Effect of serum from patients with chronic renal insufficiency and indoxyl sulfate on lipid accumulation in macrophages in vitro
10.3969/j.issn.1673-4254.2015.05.03
- VernacularTitle:慢性肾功能不全患者血清及硫酸吲哚酚对巨噬细胞脂质聚集的影响
- Author:
Yan SHEN
1
;
Pei WANG
;
Juan ZHOU
;
Zuyi YUAN
;
Aiping YIN
;
Lijun WANG
Author Information
1. 西安交通大学医学院第一附属医院 肾病中心肾内科
- Keywords:
chronic renal insufficiency;
atherosclerosis;
indoxyl sulfate;
macrophages;
CD36;
foam cells
- From:
Journal of Southern Medical University
2015;(5):631-638
- CountryChina
- Language:Chinese
-
Abstract:
Objective To investigate the pathologies of aortic root atherosclerotic lesion in uremic apoE-/-mice and explore the effect of serum from patients with chronic renal insufficiency (CRI) and the uremic toxin, indoxyl sulfate (IS), on the expression of cholesterol transporting receptors and lipid accumulation in macrophages in vitro. Methods The uremic apoE-/-mouse model was established by surgical operation. Frozen sections of the aortic root were collected from uremic apoE-/-mice, sham-operated apoE-/- mice and C57BL/6J mice and stained with oil red O to calculate the relative area of atherosclerotic plaque.
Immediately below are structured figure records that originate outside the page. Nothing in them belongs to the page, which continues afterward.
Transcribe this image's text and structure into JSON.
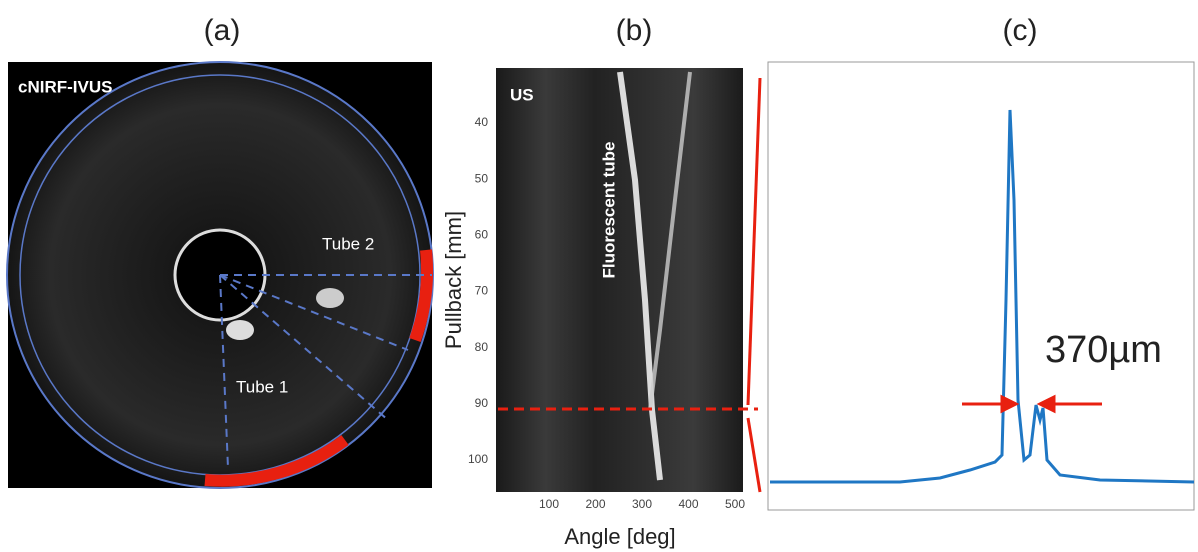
{
  "panel_a": {
    "label": "(a)",
    "title": "cNIRF-IVUS",
    "annotations": [
      "Tube 2",
      "Tube 1"
    ]
  },
  "panel_b": {
    "label": "(b)",
    "title": "US",
    "annotation": "Fluorescent tube",
    "x_label": "Angle [deg]",
    "y_label": "Pullback [mm]",
    "xticks": [
      100,
      200,
      300,
      400,
      500
    ],
    "yticks": [
      40,
      50,
      60,
      70,
      80,
      90,
      100
    ]
  },
  "panel_c": {
    "label": "(c)",
    "annotation": "370µm"
  }
}
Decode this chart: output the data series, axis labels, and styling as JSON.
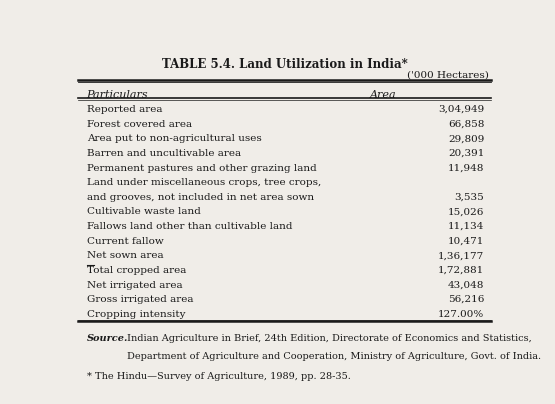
{
  "title": "TABLE 5.4. Land Utilization in India*",
  "unit_label": "('000 Hectares)",
  "col_headers": [
    "Particulars",
    "Area"
  ],
  "rows": [
    [
      "Reported area",
      "3,04,949"
    ],
    [
      "Forest covered area",
      "66,858"
    ],
    [
      "Area put to non-agricultural uses",
      "29,809"
    ],
    [
      "Barren and uncultivable area",
      "20,391"
    ],
    [
      "Permanent pastures and other grazing land",
      "11,948"
    ],
    [
      "Land under miscellaneous crops, tree crops,",
      ""
    ],
    [
      "and grooves, not included in net area sown",
      "3,535"
    ],
    [
      "Cultivable waste land",
      "15,026"
    ],
    [
      "Fallows land other than cultivable land",
      "11,134"
    ],
    [
      "Current fallow",
      "10,471"
    ],
    [
      "Net sown area",
      "1,36,177"
    ],
    [
      "Total cropped area",
      "1,72,881"
    ],
    [
      "Net irrigated area",
      "43,048"
    ],
    [
      "Gross irrigated area",
      "56,216"
    ],
    [
      "Cropping intensity",
      "127.00%"
    ]
  ],
  "total_cropped_index": 11,
  "source_bold": "Source.",
  "source_line1": "Indian Agriculture in Brief, 24th Edition, Directorate of Economics and Statistics,",
  "source_line2": "Department of Agriculture and Cooperation, Ministry of Agriculture, Govt. of India.",
  "footnote": "* The Hindu—Survey of Agriculture, 1989, pp. 28-35.",
  "bg_color": "#f0ede8",
  "text_color": "#1a1a1a",
  "line_color": "#1a1a1a"
}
Murine macrophage RAW264.7 cell line was treated for 12 h with different concentrations of IS or serum samples from CRI patients and healthy individuals, and the mRNA expressions of cholesterol transporting receptors (SR-A1, CD36, ABCA1, ABCG1 and SR-B1) were detected. After treatment for 24 h, the cells were induced into foam cells to determine lipid contents using oil red O staining. Results The relative area of the atherosclerotic plaques in the aortic root increased significantly in uremic apoE-/- mice compared with that in sham-operated apoE-/- mice. CRI serum (5%) and IS (250 μmol/L) obviously increased the mRNA expression of CD36 and lipid accumulation in the macrophages, but did not affect the mRNA expression of other cholesterol transporting receptors. Conclusion CRI can accelerate the progression of atherosclerosis through the mechanism that IS in CRI serum promotes lipid accumulation in macrophages by enhancing the mRNA expression of CD36, which contributes to the formation of foam cells.